Мы охотно принимали такие предложения, так как знали, что все это говорится не для красного словца, не из желания получить репутацию «демократа-начальника». Было известно: когда бы ты ни пришел к начальнику академии с интересной идеей, деловым предложением – всегда будешь охотно им принят.
Показателем очень заботливого отношения Ивана Андриановича к молодежи являлось и то, что на кафедрах академии выросло немало высококвалифицированных, отлично подготовленных специалистов. Это генерал-лейтенант артиллерии дважды Герой Социалистического Труда Анатолий Аркадьевич Благонравов[28], известный танковый конструктор Николай Ильич Груздев[29] и многие другие.
Начальником нашего факультета был комбриг Мостовенко[30]. Во время Великой Отечественной войны он возглавил один из первых четырех танковых корпусов, показал себя отличным боевым генералом – волевым, решительным. Войну он закончил в Войске Польском командующим танковыми войсками армии. Это был настоящий хозяин факультета, у которого во всем был установлен четкий порядок. Он самолично следил, чтобы слушатели занимались с полной отдачей сил, не тратили учебное время даром. Мостовенко требовательно, педантично относился к соблюдению расписания занятий. По-моему, начальник учебной части факультета полковник Иван Константинович Романов[31] его немного побаивался.
Человеком Мостовенко был суховатым и с нами, слушателями, разговаривал обычно в приказном тоне, задушевных бесед ни с кем особенно не вел. В то же время он не мог не зайти поздно вечером в аудиторию, где сидел за конспектами и учебниками кто-нибудь из слушателей, и не спросить:
– А вы когда изволили ужинать, товарищ командир?
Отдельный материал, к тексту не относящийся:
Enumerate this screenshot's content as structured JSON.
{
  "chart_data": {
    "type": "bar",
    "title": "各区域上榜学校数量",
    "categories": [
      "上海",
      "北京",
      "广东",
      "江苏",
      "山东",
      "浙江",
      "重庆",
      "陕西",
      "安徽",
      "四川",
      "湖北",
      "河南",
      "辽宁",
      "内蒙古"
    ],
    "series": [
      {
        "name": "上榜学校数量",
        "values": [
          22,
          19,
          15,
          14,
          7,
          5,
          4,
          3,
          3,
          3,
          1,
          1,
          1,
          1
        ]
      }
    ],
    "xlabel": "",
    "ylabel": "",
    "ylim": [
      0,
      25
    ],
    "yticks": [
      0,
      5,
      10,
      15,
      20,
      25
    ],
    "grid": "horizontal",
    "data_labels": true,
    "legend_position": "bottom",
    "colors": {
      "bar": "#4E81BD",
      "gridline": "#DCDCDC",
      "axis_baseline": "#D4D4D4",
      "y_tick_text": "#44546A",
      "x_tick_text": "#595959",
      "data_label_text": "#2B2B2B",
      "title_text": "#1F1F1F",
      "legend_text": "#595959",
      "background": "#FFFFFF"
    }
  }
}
Вы вообще сегодня ужинали?
Если оказывалось, что слушателю было как-то недосуг сходить в столовую, то начальник факультета в форме приказа прерывал его занятия и отправлял питаться – столовая работала до позднего вечера.
Для того чтобы заслужить у Мостовенко доброе слово, нужно было заниматься со всей возможной добросовестностью. Только к тому, кто занимался как следует, мог подойти наш комбриг и принародно похвалить. А так – никаких сантиментов, ни-ни…
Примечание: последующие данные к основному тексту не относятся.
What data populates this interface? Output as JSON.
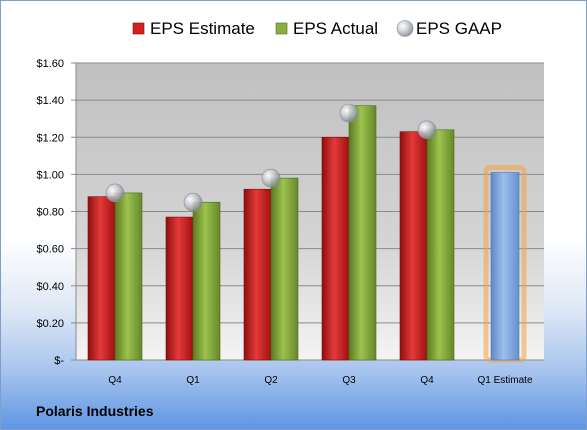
{
  "company": "Polaris Industries",
  "chart_data": {
    "type": "bar",
    "categories": [
      "Q4",
      "Q1",
      "Q2",
      "Q3",
      "Q4",
      "Q1 Estimate"
    ],
    "series": [
      {
        "name": "EPS Estimate",
        "kind": "bar",
        "color": "#d42020",
        "values": [
          0.88,
          0.77,
          0.92,
          1.2,
          1.23,
          null
        ]
      },
      {
        "name": "EPS Actual",
        "kind": "bar",
        "color": "#8cb040",
        "values": [
          0.9,
          0.85,
          0.98,
          1.37,
          1.24,
          null
        ]
      },
      {
        "name": "EPS GAAP",
        "kind": "marker",
        "color": "#b8bcc4",
        "values": [
          0.9,
          0.85,
          0.98,
          1.33,
          1.24,
          null
        ]
      }
    ],
    "forecast": {
      "category": "Q1 Estimate",
      "value": 1.01,
      "color": "#7fa8dc",
      "glow": "#f5a040"
    },
    "y_ticks": [
      {
        "value": 0,
        "label": "$-"
      },
      {
        "value": 0.2,
        "label": "$0.20"
      },
      {
        "value": 0.4,
        "label": "$0.40"
      },
      {
        "value": 0.6,
        "label": "$0.60"
      },
      {
        "value": 0.8,
        "label": "$0.80"
      },
      {
        "value": 1.0,
        "label": "$1.00"
      },
      {
        "value": 1.2,
        "label": "$1.20"
      },
      {
        "value": 1.4,
        "label": "$1.40"
      },
      {
        "value": 1.6,
        "label": "$1.60"
      }
    ],
    "ylim": [
      0,
      1.6
    ],
    "grid": true,
    "legend_position": "top"
  }
}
В этом отношении полную противоположность представлял его ближайший помощник – полковник Романов. Выпускник нашей академии, он хорошо знал специфику учебного процесса. Для Ивана Константиновича была характерна воистину колоссальная усидчивость, причем такая, что преподаватели на него даже жаловались. Дело в том, что Романов никому не позволял ни на шаг отступить от учебного плана, составленного и утвержденного комбригом Мостовенко. Сам делая все очень пунктуально, он неукоснительно требовал того же от других. Однако с Иваном Константиновичем всегда можно было поговорить по душам: со слушателями он беседовал охотно, с удовольствием, вникал в их нужды и просьбы.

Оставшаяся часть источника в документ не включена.